The sample text is summarised using LexRank as: I must call the call center several times before I get a reasonable response.

Aspect Mining

The numerous facets in the text are defined by Aspect mining. It removes comprehensive information from the text when used in combination with sentiment analysis. Part-of – speech marking is one of the simplest methods of product mining.

When aspect mining is used on the sample text along with sentiment analysis. The production conveys the full purpose of the text:

  • Aspects & Sentiments:
  • Customer service – negative
  • Call center – negative
  • Agent – negative
  • Pricing/Premium – positive

Topic Modeling

One of the more complex approaches for defining natural topics in the text is subject modeling. A key benefit of subject modeling is that it is a method that is not supervised. There is no need for model testing and a named test dataset.

There are quite a few modeling algorithms for the topic:

  • Latent Semantic Analysis (LSA)
  • Probabilistic Latent Semantic Analysis (PLSA)
  • Latent Dirichlet Allocation (LDA)
  • Correlated Topic Model (CTM)

The latent Dirichlet allocation is one of the most common methods. The LDA presumes that each text document consists of several subjects and that each subject consists of several words. The input LDA requires is merely the text documents and the number of topics it intends.

The subject modeling performance would classify the common terms in both topics by using the sample text and assuming two implicit topics. The key theme for the first topic 1 involves terms such as call, core, and service for our example. In topic 2, the main focus is termed such as premium, fair, and price. This assumes that subject 1 corresponds to customer service and subject two corresponds to the price


A text is represented as a bag (multiset) of words in this model (hence its name), ignoring grammar and even word order, but retaining multiplicity. The bag of words paradigm essentially produces a matrix of incidence. Then these word frequencies or instances are used as features for a classifier training.

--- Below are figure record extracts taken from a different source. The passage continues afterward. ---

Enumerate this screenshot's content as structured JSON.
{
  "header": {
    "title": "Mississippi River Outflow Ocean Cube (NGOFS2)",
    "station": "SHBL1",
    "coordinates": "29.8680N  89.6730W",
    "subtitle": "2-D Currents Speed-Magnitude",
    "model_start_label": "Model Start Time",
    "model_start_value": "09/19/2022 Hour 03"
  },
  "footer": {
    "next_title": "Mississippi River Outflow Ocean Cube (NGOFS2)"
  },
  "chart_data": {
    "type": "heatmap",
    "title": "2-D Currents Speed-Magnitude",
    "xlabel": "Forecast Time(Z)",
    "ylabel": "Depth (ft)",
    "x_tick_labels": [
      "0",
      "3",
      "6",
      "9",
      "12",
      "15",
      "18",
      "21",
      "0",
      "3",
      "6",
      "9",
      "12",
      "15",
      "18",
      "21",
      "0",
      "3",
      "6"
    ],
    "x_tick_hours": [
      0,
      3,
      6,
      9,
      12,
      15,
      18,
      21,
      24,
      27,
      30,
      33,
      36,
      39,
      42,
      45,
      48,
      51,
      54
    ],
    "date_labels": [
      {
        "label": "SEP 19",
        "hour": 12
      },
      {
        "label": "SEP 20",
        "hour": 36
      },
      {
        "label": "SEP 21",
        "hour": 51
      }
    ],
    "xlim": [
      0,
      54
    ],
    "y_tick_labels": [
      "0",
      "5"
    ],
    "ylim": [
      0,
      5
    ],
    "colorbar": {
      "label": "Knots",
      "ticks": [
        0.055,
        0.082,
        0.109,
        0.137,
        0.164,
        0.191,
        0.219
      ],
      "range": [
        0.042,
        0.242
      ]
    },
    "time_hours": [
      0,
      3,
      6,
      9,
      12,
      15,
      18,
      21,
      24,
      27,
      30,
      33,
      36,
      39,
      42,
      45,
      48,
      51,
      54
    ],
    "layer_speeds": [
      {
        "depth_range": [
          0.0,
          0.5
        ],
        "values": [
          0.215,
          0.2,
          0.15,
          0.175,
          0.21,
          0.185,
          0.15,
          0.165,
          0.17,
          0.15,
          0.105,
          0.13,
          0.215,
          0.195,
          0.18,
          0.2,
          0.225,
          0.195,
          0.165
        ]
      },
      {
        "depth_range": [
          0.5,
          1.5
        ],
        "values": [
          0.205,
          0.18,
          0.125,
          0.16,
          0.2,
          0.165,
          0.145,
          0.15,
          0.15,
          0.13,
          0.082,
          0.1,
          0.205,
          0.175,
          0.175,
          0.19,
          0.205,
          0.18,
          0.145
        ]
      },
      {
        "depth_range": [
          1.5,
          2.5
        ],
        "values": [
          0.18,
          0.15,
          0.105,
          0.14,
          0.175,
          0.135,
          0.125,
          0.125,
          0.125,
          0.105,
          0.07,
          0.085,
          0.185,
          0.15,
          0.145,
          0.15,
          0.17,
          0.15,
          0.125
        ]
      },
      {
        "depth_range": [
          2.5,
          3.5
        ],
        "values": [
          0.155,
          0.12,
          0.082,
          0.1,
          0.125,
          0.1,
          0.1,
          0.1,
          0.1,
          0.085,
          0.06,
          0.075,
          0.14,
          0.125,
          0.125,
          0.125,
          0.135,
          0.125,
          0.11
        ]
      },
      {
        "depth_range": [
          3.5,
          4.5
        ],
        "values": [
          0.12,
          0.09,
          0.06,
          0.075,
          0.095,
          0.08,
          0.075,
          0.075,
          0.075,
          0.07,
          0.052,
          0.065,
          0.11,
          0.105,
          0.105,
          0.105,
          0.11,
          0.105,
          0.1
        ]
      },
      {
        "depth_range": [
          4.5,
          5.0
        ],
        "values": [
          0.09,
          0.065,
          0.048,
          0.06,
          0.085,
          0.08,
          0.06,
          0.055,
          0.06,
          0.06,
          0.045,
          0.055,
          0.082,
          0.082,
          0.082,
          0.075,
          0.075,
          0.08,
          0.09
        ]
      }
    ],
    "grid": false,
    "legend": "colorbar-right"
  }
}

Sadly, there are many downsides to this model. The worst is the lack of semantic meaning and context and the fact that such words are not weighted accordingly (for example, the word “universe” weighs less than the word “they” in this model).


It’s the mechanism by which text is segmented into sentences and phrases. Essentially, the job is to break a text into smaller bits (called tokens) while tossing away certain characters, such as punctuation.

For instance:

Text input: yesterday Peter walked to school.

Text output: Peter, went to, yesterday, school

The biggest drawback to this approach is that it fits better for certain languages, and with others, even worse. This is the case, especially when it comes to tonal languages, such as Mandarin or Vietnamese. The Mandarin word ma, for example, may mean “a horse,” “hemp,” “a scold” or “a mother” depending on the sound. The NLP algorithms face a real threat.


For eg, the stop words are “and,” “the” or “an” This technique is based on the removal of words which give the NLP algorithm little to no meaning. They are called stop words, and before they are read, they are deleted from the text.

This approach has a few disadvantages to it:

  • The database of the NLP algorithm is not riddled with terms which are not useful
  • The Text is interpreted quicker
  • The algorithm can be trained more quickly because the training set contains only vital information

Naturally, there are also downsides. There is always a risk that the stop word removal can wipe out relevant information and modify the context in a given sentence. That’s why it’s immensely important to carefully select the stop words, and exclude ones that can change the meaning of a word (like, for example, “not”).


In this article, we took a look at some quick introductions to some of the most beginner-friendly Natural Language Processing or NLP algorithms and techniques. I hope this article helped you in some way to figure out where to start from if you want to study Natural Language Processing. You can also check out our article on Data Compression Algorithms.

Thank you for reading this article. I hope this article was useful to you.